Chernow's biography of Hamilton reveals just how cutting and wounding the political debate became during the age of the Founders. With Hamilton as the de facto head of the Federalists, and with Jefferson and Madison commanding the Republican political machine, political vitriol reached nearly frightening levels. Federalists accused Republicans of being "Jacobins" who were all too willing to excuse the bloody excesses of the French Revolution and the diplomatic depredations of Citizen Genet and Charles Maurice de Talleyrand -- who prompted the XYZ Affair. Republicans on the other hand gleefully portrayed Hamilton and the Federalists of being "monarchists," "Anglomen" who were too easily seduced by Great Britain (and probably wanted to return America to Britain's political orbit), rapacious swindlers who wanted to use banks to oppress the agrarian population (creating a central bank was, of course, one of Alexander Hamilton's chief projects). It did not help that the angry political debate between Hamilton and Jefferson was colored by accusations of personal scandal.

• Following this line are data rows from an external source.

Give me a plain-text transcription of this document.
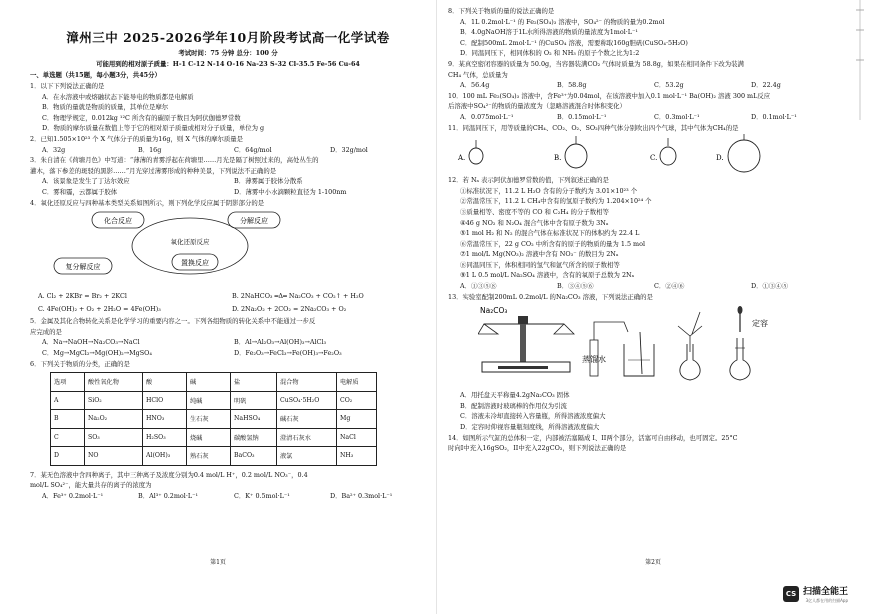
漳州三中 2025-2026学年10月阶段考试高一化学试卷
考试时间：75 分钟 总分：100 分
可能用到的相对原子质量：H-1 C-12 N-14 O-16 Na-23 S-32 Cl-35.5 Fe-56 Cu-64
一、单选题（共15题，每小题3分，共45分）
1．以下下列说法正确的是
A．在水溶液中或熔融状态下能导电的物质都是电解质
B．物质的量就是物质的质量，其单位是摩尔
C．物理学规定，0.012kg ¹²C 所含有的碳原子数目为阿伏伽德罗常数
D．物质的摩尔质量在数值上等于它的相对原子质量或相对分子质量，单位为 g
2．已知1.505×10²³ 个 X 气体分子的质量为16g，则 X 气体的摩尔质量是
A．32g	B．16g	C．64g/mol	D．32g/mol
3．朱自清在《荷塘月色》中写道：“薄薄的青雾浮起在荷塘里……月光是隔了树照过来的，高处丛生的
灌木，落下参差的斑驳的黑影……”月光穿过薄雾形成的种种美景，下列说法不正确的是
A．该景象是发生了丁达尔效应	B．薄雾属于胶体分散系
C．雾和霾，云都属于胶体	D．薄雾中小水滴颗粒直径为 1-100nm
4．氧化还原反应与四种基本类型关系如图所示，则下列化学反应属于阴影部分的是
化合反应	分解反应
氧化还原反应
复分解反应	置换反应
A. Cl₂ + 2KBr = Br₂ + 2KCl	B. 2NaHCO₃ ═Δ═ Na₂CO₃ + CO₂↑ + H₂O
C. 4Fe(OH)₂ + O₂ + 2H₂O = 4Fe(OH)₃	D. 2Na₂O₂ + 2CO₂ = 2Na₂CO₃ + O₂
5．金属及其化合物转化关系是化学学习的重要内容之一。下列各组物质的转化关系中不能通过一步反
应完成的是
A．Na→NaOH→Na₂CO₃→NaCl	B．Al→Al₂O₃→Al(OH)₃→AlCl₃
C．Mg→MgCl₂→Mg(OH)₂→MgSO₄	D．Fe₂O₃→FeCl₃→Fe(OH)₃→Fe₂O₃
6．下列关于物质的分类，正确的是
选项	酸性氧化物	酸	碱	盐	混合物	电解质
A	SiO₂	HClO	纯碱	明矾	CuSO₄·5H₂O	CO₂
B	Na₂O₂	HNO₃	生石灰	NaHSO₄	碱石灰	Mg
C	SO₃	H₂SO₃	烧碱	碳酸氢钠	澄清石灰水	NaCl
D	NO	Al(OH)₃	熟石灰	BaCO₃	液氯	NH₃
7．某无色溶液中含四种离子，其中三种离子及浓度分别为0.4 mol/L H⁺，0.2 mol/L NO₃⁻，0.4
mol/L SO₄²⁻，能大量共存的离子的浓度为
A．Fe³⁺ 0.2mol·L⁻¹	B．Al³⁺ 0.2mol·L⁻¹	C．K⁺ 0.5mol·L⁻¹	D．Ba²⁺ 0.3mol·L⁻¹
第1页
8．下列关于物质的量的说法正确的是
A．1L 0.2mol·L⁻¹ 的 Fe₂(SO₄)₃ 溶液中，SO₄²⁻ 的物质的量为0.2mol
B．4.0gNaOH溶于1L水所得溶液的物质的量浓度为1mol·L⁻¹
C．配制500mL 2mol·L⁻¹ 的CuSO₄ 溶液，需要称取160g胆矾(CuSO₄·5H₂O)
D．同温同压下，相同体积的 O₂ 和 NH₃ 的原子个数之比为1:2
9．某真空密闭容器的质量为 50.0g，当容器装满CO₂ 气体时质量为 58.8g，如果在相同条件下改为装满
CH₄ 气体，总质量为
A．56.4g	B．58.8g	C．53.2g	D．22.4g
10．100 mL Fe₂(SO₄)₃ 溶液中，含Fe³⁺为0.04mol，在该溶液中加入0.1 mol·L⁻¹ Ba(OH)₂ 溶液 300 mL反应
后溶液中SO₄²⁻的物质的量浓度为（忽略溶液混合时体积变化）
A．0.075mol·L⁻¹	B．0.15mol·L⁻¹	C．0.3mol·L⁻¹	D．0.1mol·L⁻¹
11．同温同压下，用等质量的CH₄、CO₂、O₂、SO₂四种气体分别吹出四个气球，其中气体为CH₄的是
A.	B.	C.	D.
12．若 Nₐ 表示阿伏加德罗常数的值，下列叙述正确的是
①标准状况下，11.2 L H₂O 含有的分子数约为 3.01×10²³ 个
②常温常压下，11.2 L CH₄中含有的氢原子数约为 1.204×10²⁴ 个
③质量相等、密度不等的 CO 和 C₂H₄ 的分子数相等
④46 g NO₂ 和 N₂O₄ 混合气体中含有原子数为 3Nₐ
⑤1 mol H₂ 和 N₂ 的混合气体在标准状况下的体积约为 22.4 L
⑥常温常压下，22 g CO₂ 中所含有的原子的物质的量为 1.5 mol
⑦1 mol/L Mg(NO₃)₂ 溶液中含有 NO₃⁻ 的数目为 2Nₐ
⑧同温同压下，体积相同的氢气和氩气所含的原子数相等
⑨1 L 0.5 mol/L Na₂SO₄ 溶液中，含有的氧原子总数为 2Nₐ
A．①③⑤⑧	B．③④⑤⑥	C．②④⑥	D．①③④⑤
13．实验室配制200mL 0.2mol/L 的Na₂CO₃ 溶液，下列说法正确的是
Na₂CO₃
蒸馏水
定容
A．用托盘天平称量4.2gNa₂CO₃ 固体
B．配制溶液时玻璃棒的作用仅为引流
C．溶液未冷却直接转入容量瓶，所得溶液浓度偏大
D．定容时仰视容量瓶刻度线，所得溶液浓度偏大
14．如图所示气缸的总体积一定，内部被活塞隔成 I、II两个部分，活塞可自由移动，也可固定。25°C
时向I中充入16gSO₂，II中充入22gCO₂，则下列说法正确的是
第2页
CS 扫描全能王
3亿人都在用的扫描App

In one of his many pseudonymous writings, Hamilton -- who was an astonishingly prodigious writer and who probably would have celebrated the advent of the Blogosphere had he lived to see its development -- made what now appears to be clear and insulting reference regarding liaisons between Jefferson and his slave Sally Hemings.

In revenge, Republican pamphleteers -- also writing pseudonymously and often -- gleefully harped on Hamilton's involvement in an adulterous affair with one Maria Reynolds, who collaborated with her husband James to garner hush money from Hamilton to keep the affair secret. Initially, Republicans believed that Hamilton paid the hush money because James Reynolds possessed information relating to Hamilton's abuse of his position as Secretary of the Treasury for pecuniary gain. In order to clear his name, Hamilton was forced to make a public and humiliating admission that the hush money was to cover up the affair -- which naturally led to more vitriol directed at Hamilton. Needless to say, all of this anonymous pamphleteering caused political opposition to spill over into blind hatred between the Founders. Hamilton and Madison -- once collaborators on The Federalist -- eventually became bitter enemies. Because of his illegitimate birth, Hamilton felt that he had to be especially protective of his reputation, meaning that anytime that anyone attacked him, instead of ignoring the attacks, Hamilton fired back with even greater literary and oratorical pyrotechnics. Sometimes these pyrotechnics ended up leading to challenges to duels -- one of which, of course, ended Hamilton's life at the hands of Aaron Burr. Consider that: a former Secretary of the Treasury and the head of the Federalist Party ended up dueling with the sitting Vice President of the United States. And to think that we got excited when Vice President Dick Cheney told Senator Patrick Leahy to perform anatomical impossibilities upon himself.